Balzaquianas é protagonizado por mulheres, reais e fictícias, cujas histórias são urdidas através do personagem do jovem Balzac que vive imerso no universo feminino.  

 

A ESTRUTURA DA SÉRIE

Cada temporada da série abrange tramas específicas de “A Comédia Humana” e uma fatia da vida de Balzac, com destaque para balzaquianas que se relacionaram com ele.

A narrativa biográfica é composta de duas camadas que se misturam e complementam. A primeira é pautada em acontecimentos reais e baseada nas diversas biografias e trabalhos feitos por escritores e estudiosos como Stefan Zweig, André Maurois e Graham Robb entre outros e, portanto, apresenta fatos comprovadamente documentados. A segunda, inventada por Balzac, baseia-se em obras que foram escolhidas por terem cunho altamente autobiográfico, onde ele recria na ficção suas experiências de vida através de seus alter egos. Assim, na 1ª temporada, o caso de amor da balzaquiana Laure de Berny com Balzac inclui acontecimentos documentais bem como relatos que ele escreveu em “O Lírio do Vale”. Laure foi a sua musa nesse romance embora ele afirmasse que a personagem de Madame de Mortsauf era um pálido reflexo da Dilecta (apelido que ele deu para Laure). Por sua vez, ele se fez presente através do inexperiente Félix de Vandenesse. Na 2ª temporada, a conturbada relação da balzaquiana Claire de Castries com Balzac, além de fatos documentais, usa elementos de “A Duquesa de Langeais” onde ele expurgou sua frustração.
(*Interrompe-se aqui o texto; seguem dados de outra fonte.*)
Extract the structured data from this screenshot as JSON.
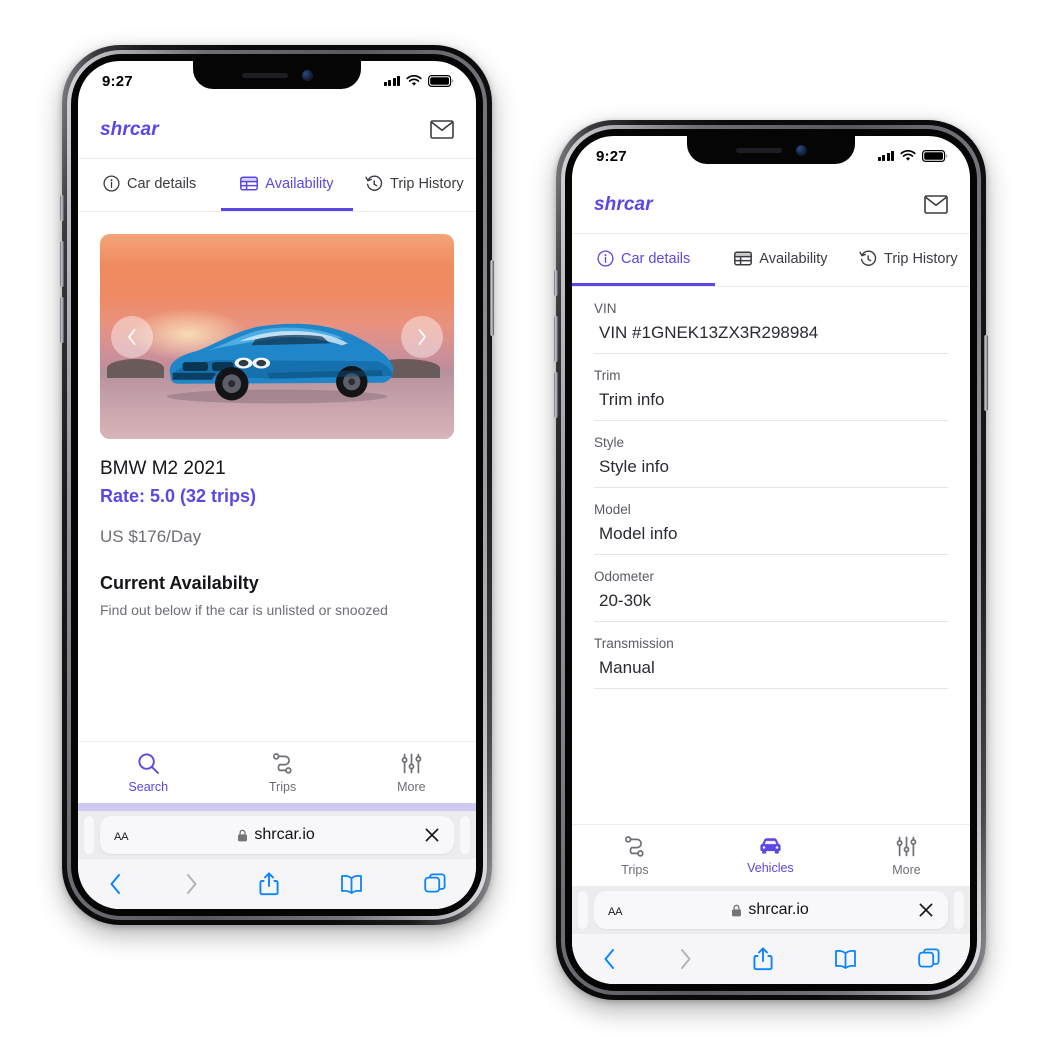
{
  "phones": [
    {
      "id": "left",
      "status": {
        "time": "9:27",
        "signal_icon": "cellular-bars-icon",
        "wifi_icon": "wifi-icon",
        "battery_icon": "battery-icon"
      },
      "header": {
        "brand": "shrcar",
        "mail_icon": "envelope-icon"
      },
      "tabs": [
        {
          "label": "Car details",
          "icon": "info-circle-icon",
          "active": false
        },
        {
          "label": "Availability",
          "icon": "table-icon",
          "active": true
        },
        {
          "label": "Trip History",
          "icon": "history-clock-icon",
          "active": false
        }
      ],
      "carousel": {
        "prev_icon": "chevron-left-icon",
        "next_icon": "chevron-right-icon",
        "alt": "blue-bmw-m2-at-sunset"
      },
      "listing": {
        "title": "BMW M2 2021",
        "rate": "Rate: 5.0 (32 trips)",
        "price": "US $176/Day",
        "availability_heading": "Current Availabilty",
        "availability_sub": "Find out below if the car is unlisted or snoozed"
      },
      "appnav": [
        {
          "label": "Search",
          "icon": "search-icon",
          "active": true
        },
        {
          "label": "Trips",
          "icon": "route-icon",
          "active": false
        },
        {
          "label": "More",
          "icon": "sliders-icon",
          "active": false
        }
      ],
      "safari": {
        "aa_label": "AA",
        "lock_icon": "lock-icon",
        "url": "shrcar.io",
        "close_icon": "close-icon",
        "toolbar": [
          {
            "icon": "back-chevron-icon",
            "enabled": true
          },
          {
            "icon": "forward-chevron-icon",
            "enabled": false
          },
          {
            "icon": "share-icon",
            "enabled": true
          },
          {
            "icon": "bookmarks-book-icon",
            "enabled": true
          },
          {
            "icon": "tabs-icon",
            "enabled": true
          }
        ]
      }
    },
    {
      "id": "right",
      "status": {
        "time": "9:27",
        "signal_icon": "cellular-bars-icon",
        "wifi_icon": "wifi-icon",
        "battery_icon": "battery-icon"
      },
      "header": {
        "brand": "shrcar",
        "mail_icon": "envelope-icon"
      },
      "tabs": [
        {
          "label": "Car details",
          "icon": "info-circle-icon",
          "active": true
        },
        {
          "label": "Availability",
          "icon": "table-icon",
          "active": false
        },
        {
          "label": "Trip History",
          "icon": "history-clock-icon",
          "active": false
        }
      ],
      "fields": [
        {
          "label": "VIN",
          "value": "VIN #1GNEK13ZX3R298984"
        },
        {
          "label": "Trim",
          "value": "Trim info"
        },
        {
          "label": "Style",
          "value": "Style info"
        },
        {
          "label": "Model",
          "value": "Model info"
        },
        {
          "label": "Odometer",
          "value": "20-30k"
        },
        {
          "label": "Transmission",
          "value": "Manual"
        }
      ],
      "appnav": [
        {
          "label": "Trips",
          "icon": "route-icon",
          "active": false
        },
        {
          "label": "Vehicles",
          "icon": "car-icon",
          "active": true
        },
        {
          "label": "More",
          "icon": "sliders-icon",
          "active": false
        }
      ],
      "safari": {
        "aa_label": "AA",
        "lock_icon": "lock-icon",
        "url": "shrcar.io",
        "close_icon": "close-icon",
        "toolbar": [
          {
            "icon": "back-chevron-icon",
            "enabled": true
          },
          {
            "icon": "forward-chevron-icon",
            "enabled": false
          },
          {
            "icon": "share-icon",
            "enabled": true
          },
          {
            "icon": "bookmarks-book-icon",
            "enabled": true
          },
          {
            "icon": "tabs-icon",
            "enabled": true
          }
        ]
      }
    }
  ],
  "colors": {
    "accent_purple": "#5948e6",
    "safari_blue": "#0a84ff",
    "text_dark": "#15151a",
    "text_muted": "#6e6e75"
  }
}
Há ainda as tramas específicas de seus romances que permeiam cada temporada e onde os personagens “reais” (que fazem parte da camada biográfica) vivem e interagem no mesmo plano que os “fictícios” (criados pelo escritor).  Assim, a primeira temporada explora a trama do romance “Béatrix”, a segunda inclui a trama de “O Pai Goriot” e a terceira a trama de “Ilusões Perdidas” e “Esplendores e Misérias das Cortesãs”.

Essa mistura de realismo e imaginação sempre foi a base da vida e do universo balzaquiano.

 

APRESENTAÇÃO DOS PERSONAGENS

Antecipando a estrutura de séries de TV, Balzac criou o princípio do “retorno de personagens. Desse modo, ele conecta suas obras e cria um mundo fictício unificado, autônomo e verossimilhante, dotado de riqueza de vida e movimento.  Os personagens de “A Comédia Humana” não desaparecem ao final do livro, eles se desenvolvem e se transformam, retornam em outros romances e em outras fases de suas vidas. Esses personagens que ressurgem episodicamente formam uma vasta rede de intrigas, interesses, paixões e aventuras que são exploradas ao longo das temporadas. Esse método gera o “efeito de realidade”, pois os personagens continuam a viver entre uma multiplicidade de histórias, circulando pelo universo ficcional como se fosse uma dimensão paralela do mundo real.

São utilizados flashbacks seguindo a técnica criada pelo próprio Balzac e que Proust denominou de “iluminação retrospectiva” (l´éclairage rétrospectif), onde o passado do personagem é divulgado após sua apresentação – (sic) o que lhes dá um sopro de vida e um suplemento de mistério.

Essas inovações de Balzac, fez com que suas histórias fossem simultaneamente autônomas e interdependentes de um ciclo, com os personagens reaparecendo nas histórias seguintes, e seus comportamentos e trajetórias sendo iluminados retrospectivamente por essas aparições, que, aliás, não seguem a trajetória cronológica da vida desses personagens. Assim, no plano de “A Comédia Humana”, tal como idealizado por Balzac, um acontecimento que será narrado em volume posterior é mencionado em volume anterior, no qual um personagem pode aparecer em sua maturidade, para ter sua juventude narrada em um volume seguinte.

 

A COMÉDIA HUMANA

Em seus 95 volumes finalizados, Balzac construiu um caleidoscópio sociológico a partir da movimentação de uns 2.500 personagens. A maioria desses personagens são figurantes, mas há dentre eles algumas centenas de personagens de relevo.  Rastignac, por exemplo, que entra na série no final da primeira temporada, se movimenta ao longo de boa parte do ciclo, começando como estudante pobre em “O Pai Goriot” (2ª temporada) e chegando a ministro. Outro personagem estrutura o ciclo: Vautrin – um antigo bandido que chega a chefe de polícia, tendo como modelo o célebre Vidocq, um policial parisiense que seguiu o mesmo percurso e com quem Balzac fez amizade.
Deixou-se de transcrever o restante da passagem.